Aktuelle klinische Evidenz
Evidenz bei funktionellen Magen-Darm-Erkrankungen
Levopraid wurde in Studien untersucht, die sich mit Beschwerden befassten, die durch schwankende Symptome gekennzeichnet sind, wie die chronische funktionelle Dyspepsie und die nicht-erosive Refluxkrankheit (NERD). Die Forschung umfasste auch Studien an Patienten mit diabetischer Gastroparese. Die primäre Evidenz stammt aus kurzfristigen randomisierten kontrollierten Studien (RCTs) und Metaanalysen. Die Studien untersuchten Ergebnisse in Bezug auf körperliche Beschwerden wie Übelkeit und Oberbauchschmerzen sowie objektive Messungen der Funktion des Verdauungstrakts, wie die Magenentleerungszeit. Die Ergebnisse beschreiben Muster, die in den Studien über definierte Zeitintervalle beobachtet wurden. Die Evidenz für diese Kernindikation wird von wissenschaftlichen Übersichten als moderat eingestuft.
Forschung zu spezialisierten und neuen Anwendungen
Levopraid wurde auch in Forschungskontexten außerhalb der Gastroenterologie für bestimmte Augenkomplikationen im Zusammenhang mit Diabetes bewertet, einschließlich des diabetischen Makulaödems (DMÖ) und der diabetischen Retinopathie. Die Evidenz hierfür wird als vorläufig und von geringer Sicherheit angesehen. Die Studien sind hauptsächlich Phase-2-Studien (randomisiert und kontrolliert), die objektive Messungen wie die Sehschärfe und spezifische Messungen der Netzhautdicke untersuchten.
Langzeit-Ergebnisse und Dauer der Nachbeobachtung
Die meisten Forschungsarbeiten waren für kurzfristige Symptommuster relevant, wobei die Nachbeobachtung typischerweise auf 3 bis 4 Wochen begrenzt war.

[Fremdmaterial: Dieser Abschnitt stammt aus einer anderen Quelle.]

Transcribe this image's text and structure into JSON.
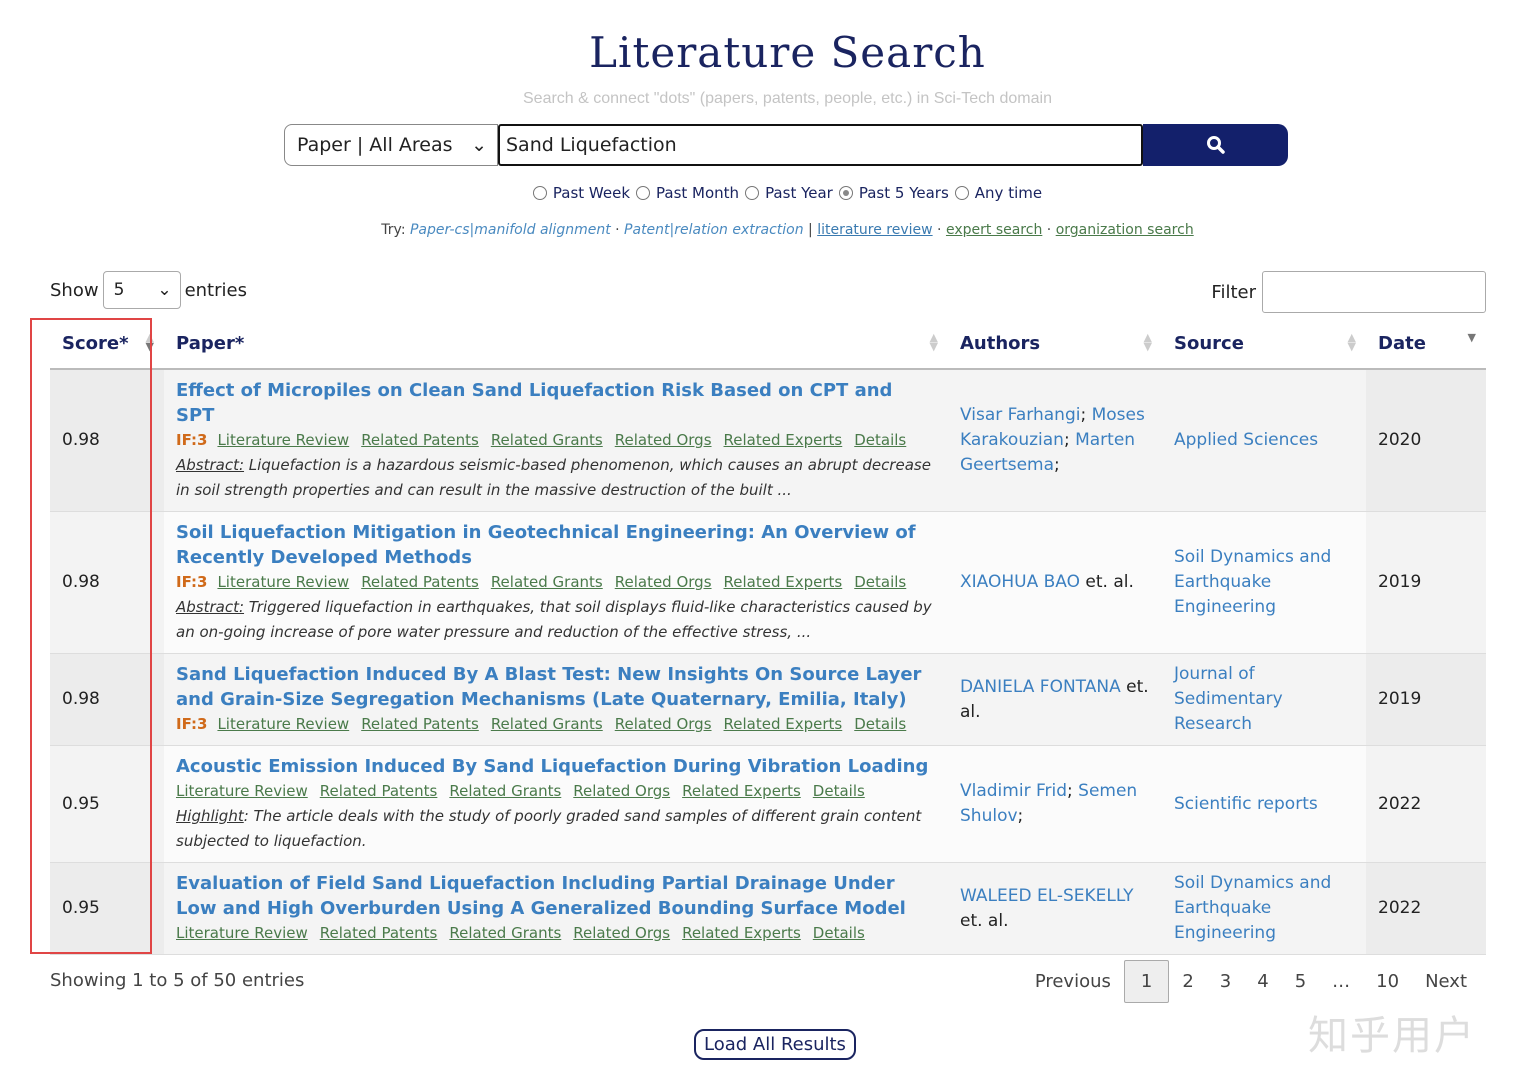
{
  "header": {
    "logo": "Literature Search",
    "tagline": "Search & connect \"dots\" (papers, patents, people, etc.) in Sci-Tech domain"
  },
  "search": {
    "area": "Paper | All Areas",
    "query": "Sand Liquefaction",
    "icon": "search-icon"
  },
  "time_filters": [
    {
      "label": "Past Week",
      "checked": false
    },
    {
      "label": "Past Month",
      "checked": false
    },
    {
      "label": "Past Year",
      "checked": false
    },
    {
      "label": "Past 5 Years",
      "checked": true
    },
    {
      "label": "Any time",
      "checked": false
    }
  ],
  "try": {
    "prefix": "Try:",
    "ex1": "Paper-cs|manifold alignment",
    "ex2": "Patent|relation extraction",
    "sep": "|",
    "l1": "literature review",
    "l2": "expert search",
    "l3": "organization search"
  },
  "table_controls": {
    "show": "Show",
    "entries_value": "5",
    "entries": "entries",
    "filter": "Filter"
  },
  "columns": [
    "Score*",
    "Paper*",
    "Authors",
    "Source",
    "Date"
  ],
  "rows": [
    {
      "score": "0.98",
      "title": "Effect of Micropiles on Clean Sand Liquefaction Risk Based on CPT and SPT",
      "if": "IF:3",
      "links": [
        "Literature Review",
        "Related Patents",
        "Related Grants",
        "Related Orgs",
        "Related Experts",
        "Details"
      ],
      "abs_label": "Abstract:",
      "abs": " Liquefaction is a hazardous seismic-based phenomenon, which causes an abrupt decrease in soil strength properties and can result in the massive destruction of the built ...",
      "authors": [
        "Visar Farhangi",
        "Moses Karakouzian",
        "Marten Geertsema"
      ],
      "etal": "",
      "source": "Applied Sciences",
      "date": "2020"
    },
    {
      "score": "0.98",
      "title": "Soil Liquefaction Mitigation in Geotechnical Engineering: An Overview of Recently Developed Methods",
      "if": "IF:3",
      "links": [
        "Literature Review",
        "Related Patents",
        "Related Grants",
        "Related Orgs",
        "Related Experts",
        "Details"
      ],
      "abs_label": "Abstract:",
      "abs": " Triggered liquefaction in earthquakes, that soil displays fluid-like characteristics caused by an on-going increase of pore water pressure and reduction of the effective stress, ...",
      "authors": [
        "XIAOHUA BAO"
      ],
      "etal": " et. al.",
      "source": "Soil Dynamics and Earthquake Engineering",
      "date": "2019"
    },
    {
      "score": "0.98",
      "title": "Sand Liquefaction Induced By A Blast Test: New Insights On Source Layer and Grain-Size Segregation Mechanisms (Late Quaternary, Emilia, Italy)",
      "if": "IF:3",
      "links": [
        "Literature Review",
        "Related Patents",
        "Related Grants",
        "Related Orgs",
        "Related Experts",
        "Details"
      ],
      "abs_label": "",
      "abs": "",
      "authors": [
        "DANIELA FONTANA"
      ],
      "etal": " et. al.",
      "source": "Journal of Sedimentary Research",
      "date": "2019"
    },
    {
      "score": "0.95",
      "title": "Acoustic Emission Induced By Sand Liquefaction During Vibration Loading",
      "if": "",
      "links": [
        "Literature Review",
        "Related Patents",
        "Related Grants",
        "Related Orgs",
        "Related Experts",
        "Details"
      ],
      "abs_label": "Highlight",
      "abs": ": The article deals with the study of poorly graded sand samples of different grain content subjected to liquefaction.",
      "authors": [
        "Vladimir Frid",
        "Semen Shulov"
      ],
      "etal": "",
      "source": "Scientific reports",
      "date": "2022"
    },
    {
      "score": "0.95",
      "title": "Evaluation of Field Sand Liquefaction Including Partial Drainage Under Low and High Overburden Using A Generalized Bounding Surface Model",
      "if": "",
      "links": [
        "Literature Review",
        "Related Patents",
        "Related Grants",
        "Related Orgs",
        "Related Experts",
        "Details"
      ],
      "abs_label": "",
      "abs": "",
      "authors": [
        "WALEED EL-SEKELLY"
      ],
      "etal": " et. al.",
      "source": "Soil Dynamics and Earthquake Engineering",
      "date": "2022"
    }
  ],
  "footer": {
    "info": "Showing 1 to 5 of 50 entries",
    "pages": [
      "Previous",
      "1",
      "2",
      "3",
      "4",
      "5",
      "…",
      "10",
      "Next"
    ],
    "current": "1",
    "load_all": "Load All Results",
    "watermark": "知乎用户"
  },
  "colors": {
    "brand": "#13206b",
    "link": "#3b7fc0",
    "sublink": "#4a7a4a",
    "highlight_box": "#e04545"
  }
}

Einige Studien beobachteten Patienten für bis zu zwei Monate. Für chronische Zustände sind Langzeit-Patientenreaktionen nicht vollständig gesichert, da nur begrenzte Daten aus groß angelegten, kontrollierten Studien (z. B. Studien von sechs Monaten oder länger) vorliegen.

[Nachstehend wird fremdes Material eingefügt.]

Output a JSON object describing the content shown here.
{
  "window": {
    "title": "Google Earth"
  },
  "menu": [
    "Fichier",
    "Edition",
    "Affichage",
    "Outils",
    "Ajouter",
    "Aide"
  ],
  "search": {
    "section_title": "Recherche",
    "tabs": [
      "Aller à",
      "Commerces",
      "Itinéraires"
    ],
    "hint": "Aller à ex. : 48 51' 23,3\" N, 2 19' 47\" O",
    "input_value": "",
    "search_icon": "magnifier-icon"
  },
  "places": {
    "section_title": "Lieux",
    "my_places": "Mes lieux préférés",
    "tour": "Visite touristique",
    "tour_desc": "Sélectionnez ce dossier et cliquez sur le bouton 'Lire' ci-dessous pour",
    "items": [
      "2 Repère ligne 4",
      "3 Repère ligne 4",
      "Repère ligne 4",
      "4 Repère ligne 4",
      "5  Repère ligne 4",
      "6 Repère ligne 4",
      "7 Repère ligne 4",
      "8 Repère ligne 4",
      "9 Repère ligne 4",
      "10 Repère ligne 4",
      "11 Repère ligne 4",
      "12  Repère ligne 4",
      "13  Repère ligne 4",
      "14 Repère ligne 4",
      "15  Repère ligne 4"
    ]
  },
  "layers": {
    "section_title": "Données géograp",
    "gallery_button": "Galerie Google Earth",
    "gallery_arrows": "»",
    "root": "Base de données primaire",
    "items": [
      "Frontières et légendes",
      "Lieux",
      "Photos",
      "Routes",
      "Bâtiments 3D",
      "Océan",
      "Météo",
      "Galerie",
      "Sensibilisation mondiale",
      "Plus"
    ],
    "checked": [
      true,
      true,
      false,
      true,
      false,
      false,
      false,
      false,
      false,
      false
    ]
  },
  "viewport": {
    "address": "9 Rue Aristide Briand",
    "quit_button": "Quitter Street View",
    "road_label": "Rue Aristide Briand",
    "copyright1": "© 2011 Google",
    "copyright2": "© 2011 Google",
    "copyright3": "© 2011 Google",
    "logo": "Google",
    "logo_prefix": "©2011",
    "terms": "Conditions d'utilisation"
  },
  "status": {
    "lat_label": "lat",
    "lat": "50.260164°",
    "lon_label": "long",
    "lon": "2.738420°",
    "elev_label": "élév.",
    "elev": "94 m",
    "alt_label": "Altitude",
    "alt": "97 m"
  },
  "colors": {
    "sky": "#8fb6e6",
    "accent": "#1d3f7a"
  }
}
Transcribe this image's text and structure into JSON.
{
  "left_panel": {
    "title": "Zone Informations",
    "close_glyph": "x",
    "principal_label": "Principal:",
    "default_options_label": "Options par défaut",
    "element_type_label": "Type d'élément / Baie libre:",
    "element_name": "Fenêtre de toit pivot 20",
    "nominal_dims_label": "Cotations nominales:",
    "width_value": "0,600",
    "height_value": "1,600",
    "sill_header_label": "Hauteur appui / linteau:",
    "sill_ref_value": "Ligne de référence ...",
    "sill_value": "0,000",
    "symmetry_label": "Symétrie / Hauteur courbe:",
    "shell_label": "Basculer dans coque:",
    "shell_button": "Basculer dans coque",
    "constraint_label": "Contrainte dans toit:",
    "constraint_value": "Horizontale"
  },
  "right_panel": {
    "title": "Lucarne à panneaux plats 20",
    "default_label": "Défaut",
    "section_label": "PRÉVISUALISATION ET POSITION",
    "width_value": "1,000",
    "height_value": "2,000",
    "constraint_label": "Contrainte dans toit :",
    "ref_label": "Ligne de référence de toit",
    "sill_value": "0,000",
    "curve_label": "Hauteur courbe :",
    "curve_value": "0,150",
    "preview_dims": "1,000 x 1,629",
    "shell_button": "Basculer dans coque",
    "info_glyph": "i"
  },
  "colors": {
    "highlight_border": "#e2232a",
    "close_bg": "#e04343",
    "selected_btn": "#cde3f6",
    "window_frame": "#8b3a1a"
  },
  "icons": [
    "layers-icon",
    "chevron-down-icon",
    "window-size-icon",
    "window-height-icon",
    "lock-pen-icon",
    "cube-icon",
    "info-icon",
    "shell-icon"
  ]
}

Evidenz bei speziellen Bevölkerungsgruppen
Die Forschung wurde primär an der breiten erwachsenen Patientengruppe durchgeführt. Dennoch bleiben die Daten für bestimmte Gruppen unzureichend. Es fehlt beispielsweise an vergleichender Evidenz oder die Studien sind begrenzt für Populationen wie Kinder und Jugendliche und sehr alte Erwachsene. Die Ergebnisse beziehen sich in erster Linie auf die untersuchten erwachsenen Populationen.

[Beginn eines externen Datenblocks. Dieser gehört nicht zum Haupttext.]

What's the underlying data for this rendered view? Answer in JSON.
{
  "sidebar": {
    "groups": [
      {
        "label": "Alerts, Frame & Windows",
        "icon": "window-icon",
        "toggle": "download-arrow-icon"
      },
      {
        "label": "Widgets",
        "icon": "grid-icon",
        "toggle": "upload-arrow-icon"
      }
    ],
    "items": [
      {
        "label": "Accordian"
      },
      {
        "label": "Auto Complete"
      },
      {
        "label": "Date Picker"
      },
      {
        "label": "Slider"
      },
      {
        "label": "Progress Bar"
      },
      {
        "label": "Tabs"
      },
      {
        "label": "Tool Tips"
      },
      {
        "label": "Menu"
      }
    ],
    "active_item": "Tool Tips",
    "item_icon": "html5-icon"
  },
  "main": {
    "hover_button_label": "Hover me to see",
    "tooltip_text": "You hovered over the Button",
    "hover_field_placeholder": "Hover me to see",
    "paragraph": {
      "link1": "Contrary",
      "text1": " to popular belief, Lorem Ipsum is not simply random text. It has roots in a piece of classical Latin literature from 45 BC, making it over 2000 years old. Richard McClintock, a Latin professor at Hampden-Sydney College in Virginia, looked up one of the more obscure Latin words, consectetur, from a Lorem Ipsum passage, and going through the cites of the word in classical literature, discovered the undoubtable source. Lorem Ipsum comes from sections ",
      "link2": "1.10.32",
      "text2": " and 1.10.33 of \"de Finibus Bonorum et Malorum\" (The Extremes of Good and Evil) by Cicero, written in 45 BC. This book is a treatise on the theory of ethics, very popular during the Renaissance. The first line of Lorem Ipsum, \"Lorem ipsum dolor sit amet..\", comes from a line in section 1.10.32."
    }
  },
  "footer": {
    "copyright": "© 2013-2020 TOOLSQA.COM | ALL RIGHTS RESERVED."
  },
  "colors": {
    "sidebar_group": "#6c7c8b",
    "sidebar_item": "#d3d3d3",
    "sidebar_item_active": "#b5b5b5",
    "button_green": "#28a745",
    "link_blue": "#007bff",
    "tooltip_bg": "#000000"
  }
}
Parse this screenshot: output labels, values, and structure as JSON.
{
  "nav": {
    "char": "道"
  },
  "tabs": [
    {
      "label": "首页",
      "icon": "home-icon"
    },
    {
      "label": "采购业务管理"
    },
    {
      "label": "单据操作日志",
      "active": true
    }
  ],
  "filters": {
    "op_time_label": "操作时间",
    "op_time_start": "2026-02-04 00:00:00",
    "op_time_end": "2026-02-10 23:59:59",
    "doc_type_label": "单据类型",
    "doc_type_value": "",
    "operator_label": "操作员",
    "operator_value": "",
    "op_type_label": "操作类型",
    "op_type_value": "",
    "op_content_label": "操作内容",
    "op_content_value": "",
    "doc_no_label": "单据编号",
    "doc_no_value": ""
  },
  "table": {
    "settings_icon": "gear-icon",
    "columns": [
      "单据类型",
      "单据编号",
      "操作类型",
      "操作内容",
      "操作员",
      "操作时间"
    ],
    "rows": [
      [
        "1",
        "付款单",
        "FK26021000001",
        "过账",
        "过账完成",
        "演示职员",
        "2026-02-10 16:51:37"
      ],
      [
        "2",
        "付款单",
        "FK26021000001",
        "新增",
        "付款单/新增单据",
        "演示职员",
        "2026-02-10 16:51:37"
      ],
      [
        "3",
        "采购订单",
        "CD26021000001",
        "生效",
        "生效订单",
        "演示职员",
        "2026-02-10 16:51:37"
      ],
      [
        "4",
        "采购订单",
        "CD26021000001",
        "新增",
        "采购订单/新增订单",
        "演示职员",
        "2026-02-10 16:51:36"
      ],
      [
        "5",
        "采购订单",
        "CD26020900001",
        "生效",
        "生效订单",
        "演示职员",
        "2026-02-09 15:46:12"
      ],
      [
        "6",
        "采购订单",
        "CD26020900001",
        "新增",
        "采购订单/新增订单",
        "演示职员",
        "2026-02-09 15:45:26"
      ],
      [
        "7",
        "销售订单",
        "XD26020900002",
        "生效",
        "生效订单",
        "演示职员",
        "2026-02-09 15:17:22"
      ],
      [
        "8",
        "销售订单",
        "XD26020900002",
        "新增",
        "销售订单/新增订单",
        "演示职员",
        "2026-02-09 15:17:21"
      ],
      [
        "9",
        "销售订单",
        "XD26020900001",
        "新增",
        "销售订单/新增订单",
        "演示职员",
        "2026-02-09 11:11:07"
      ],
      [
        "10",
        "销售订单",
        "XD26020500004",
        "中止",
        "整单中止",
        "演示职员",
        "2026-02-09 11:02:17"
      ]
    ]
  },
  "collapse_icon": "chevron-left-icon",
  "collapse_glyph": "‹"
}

Ungeklärte Fragen zur Forschungslage
Die Evidenzlandschaft weist mehrere Einschränkungen auf. Die primäre Einschränkung für die Anwendungen im Verdauungsbereich ist der kurzfristige Charakter der klinischen Bewertungsstudien. Für die spezialisierten Augenanwendungen läuft die Forschung mit bescheidenen Stichprobengrößen aus Phase-2-Studien. Dieses Evidenzniveau kann nicht vorhersagen, ob eine Einzelperson in größeren Studien späterer Phasen ähnlich reagieren wird. Insgesamt bleibt die Sicherheit in Bezug auf diese experimentellen Anwendungen gering.